How to find books and articles:

You can find an annotated bibliography of secondary sources for Lolita at http://www.coh.arizona.edu/inst/eng102-lolita/biblio/biblio.htm. Feel free to use it to lead you secondary sources, but note that most of the entries are not detailed enough and won’t make good models for your own entry. The same goes for this annotated bibliography for The Bluest Eye: http://web.cocc.edu:80/lisal/thebluesteye/annotated_bibliography.htm.

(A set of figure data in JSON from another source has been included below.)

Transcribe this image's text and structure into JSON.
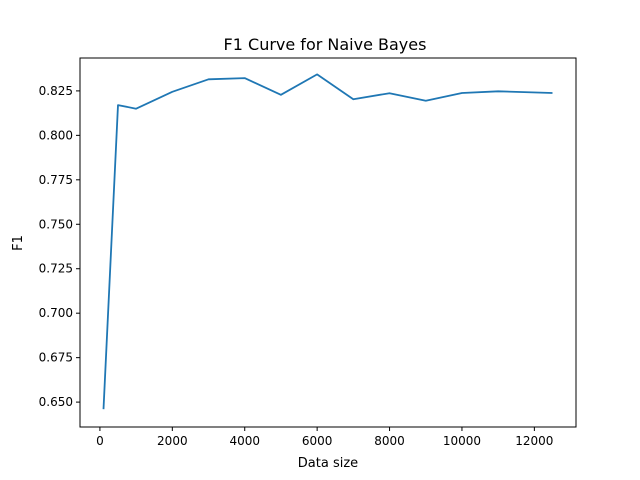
{
  "chart_data": {
    "type": "line",
    "title": "F1 Curve for Naive Bayes",
    "xlabel": "Data size",
    "ylabel": "F1",
    "xlim": [
      -550,
      13150
    ],
    "ylim": [
      0.636,
      0.8435
    ],
    "xticks": [
      0,
      2000,
      4000,
      6000,
      8000,
      10000,
      12000
    ],
    "yticks": [
      0.65,
      0.675,
      0.7,
      0.725,
      0.75,
      0.775,
      0.8,
      0.825
    ],
    "xtick_labels": [
      "0",
      "2000",
      "4000",
      "6000",
      "8000",
      "10000",
      "12000"
    ],
    "ytick_labels": [
      "0.650",
      "0.675",
      "0.700",
      "0.725",
      "0.750",
      "0.775",
      "0.800",
      "0.825"
    ],
    "grid": false,
    "series": [
      {
        "color": "#1f77b4",
        "x": [
          100,
          500,
          1000,
          2000,
          3000,
          4000,
          5000,
          6000,
          7000,
          8000,
          9000,
          10000,
          11000,
          12500
        ],
        "y": [
          0.646,
          0.817,
          0.815,
          0.8245,
          0.8315,
          0.8322,
          0.8228,
          0.8343,
          0.8203,
          0.8237,
          0.8195,
          0.8238,
          0.8248,
          0.8238
        ]
      }
    ]
  }
}
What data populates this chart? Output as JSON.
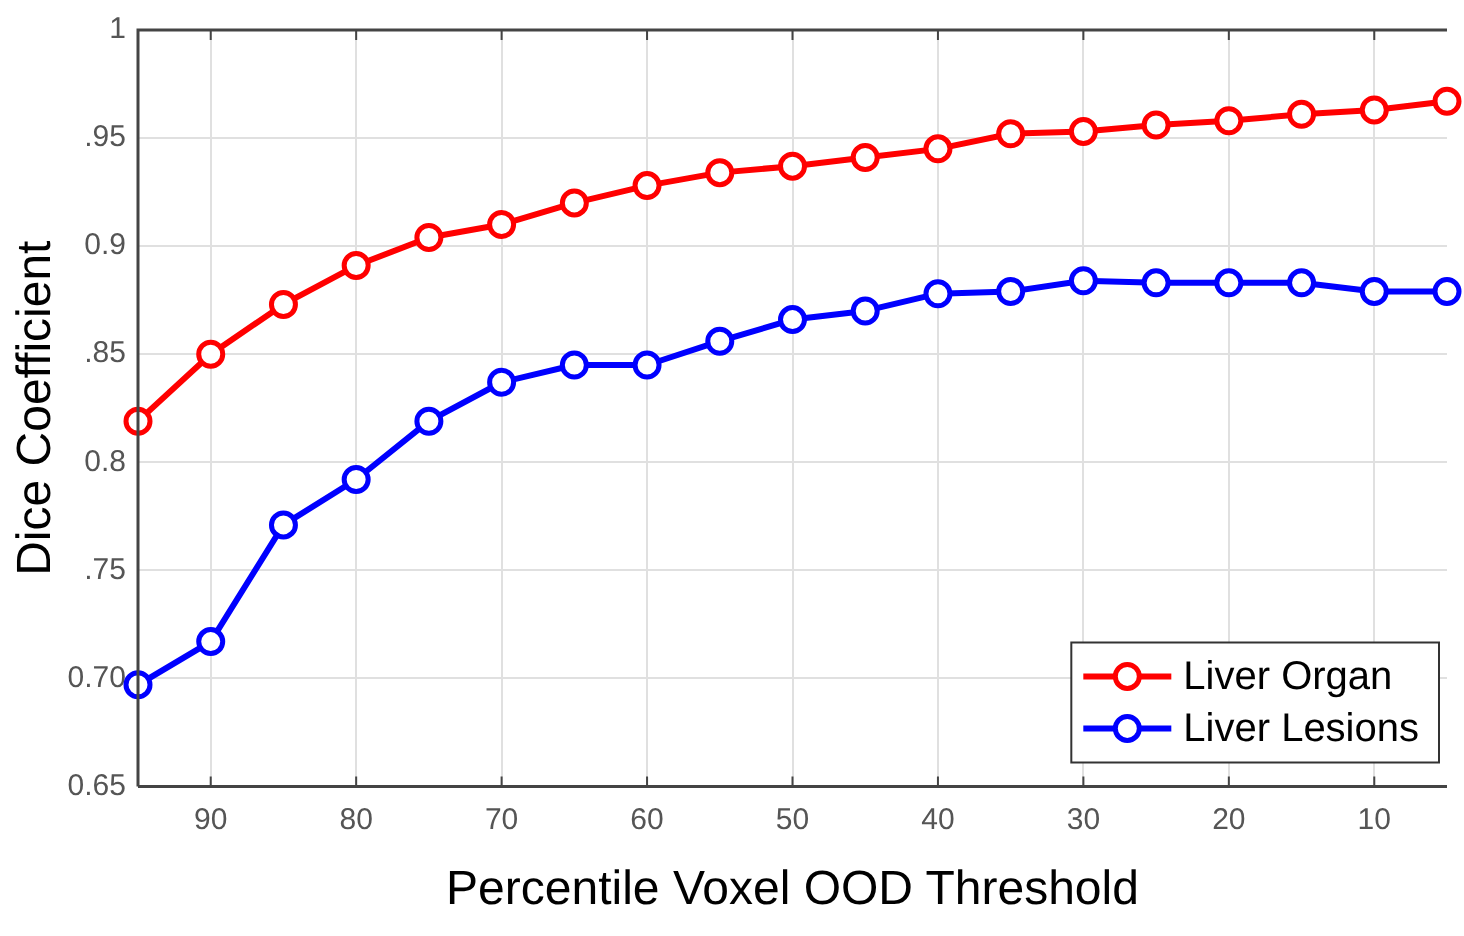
{
  "chart_data": {
    "type": "line",
    "xlabel": "Percentile Voxel OOD Threshold",
    "ylabel": "Dice Coefficient",
    "x": [
      95,
      90,
      85,
      80,
      75,
      70,
      65,
      60,
      55,
      50,
      45,
      40,
      35,
      30,
      25,
      20,
      15,
      10,
      5
    ],
    "series": [
      {
        "name": "Liver Organ",
        "color": "#ff0000",
        "values": [
          0.819,
          0.85,
          0.873,
          0.891,
          0.904,
          0.91,
          0.92,
          0.928,
          0.934,
          0.937,
          0.941,
          0.945,
          0.952,
          0.953,
          0.956,
          0.958,
          0.961,
          0.963,
          0.967
        ]
      },
      {
        "name": "Liver Lesions",
        "color": "#0000ff",
        "values": [
          0.697,
          0.717,
          0.771,
          0.792,
          0.819,
          0.837,
          0.845,
          0.845,
          0.856,
          0.866,
          0.87,
          0.878,
          0.879,
          0.884,
          0.883,
          0.883,
          0.883,
          0.879,
          0.879
        ]
      }
    ],
    "xlim": [
      95,
      5
    ],
    "xticks": [
      90,
      80,
      70,
      60,
      50,
      40,
      30,
      20,
      10
    ],
    "ylim": [
      0.65,
      1
    ],
    "yticks": [
      {
        "value": 0.65,
        "label": "0.65"
      },
      {
        "value": 0.7,
        "label": "0.70"
      },
      {
        "value": 0.75,
        "label": ".75"
      },
      {
        "value": 0.8,
        "label": "0.8"
      },
      {
        "value": 0.85,
        "label": ".85"
      },
      {
        "value": 0.9,
        "label": "0.9"
      },
      {
        "value": 0.95,
        "label": ".95"
      },
      {
        "value": 1,
        "label": "1"
      }
    ],
    "grid": true,
    "legend": "bottom right",
    "marker": "circle",
    "line_style": "solid"
  }
}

The UT library homepage is your one-stop shop for finding secondary sources. From the “Databases and Indexes to Articles” page, try the following:
*MLA International Bibiliography (under ‘M’)
*Literature Online (LION) (under ‘L’)
*JSTOR (under ‘J’ or at www.jstor.org)

To find books in the PCL stacks, search by “title keyword” and then use the entry to find more specific subject headings.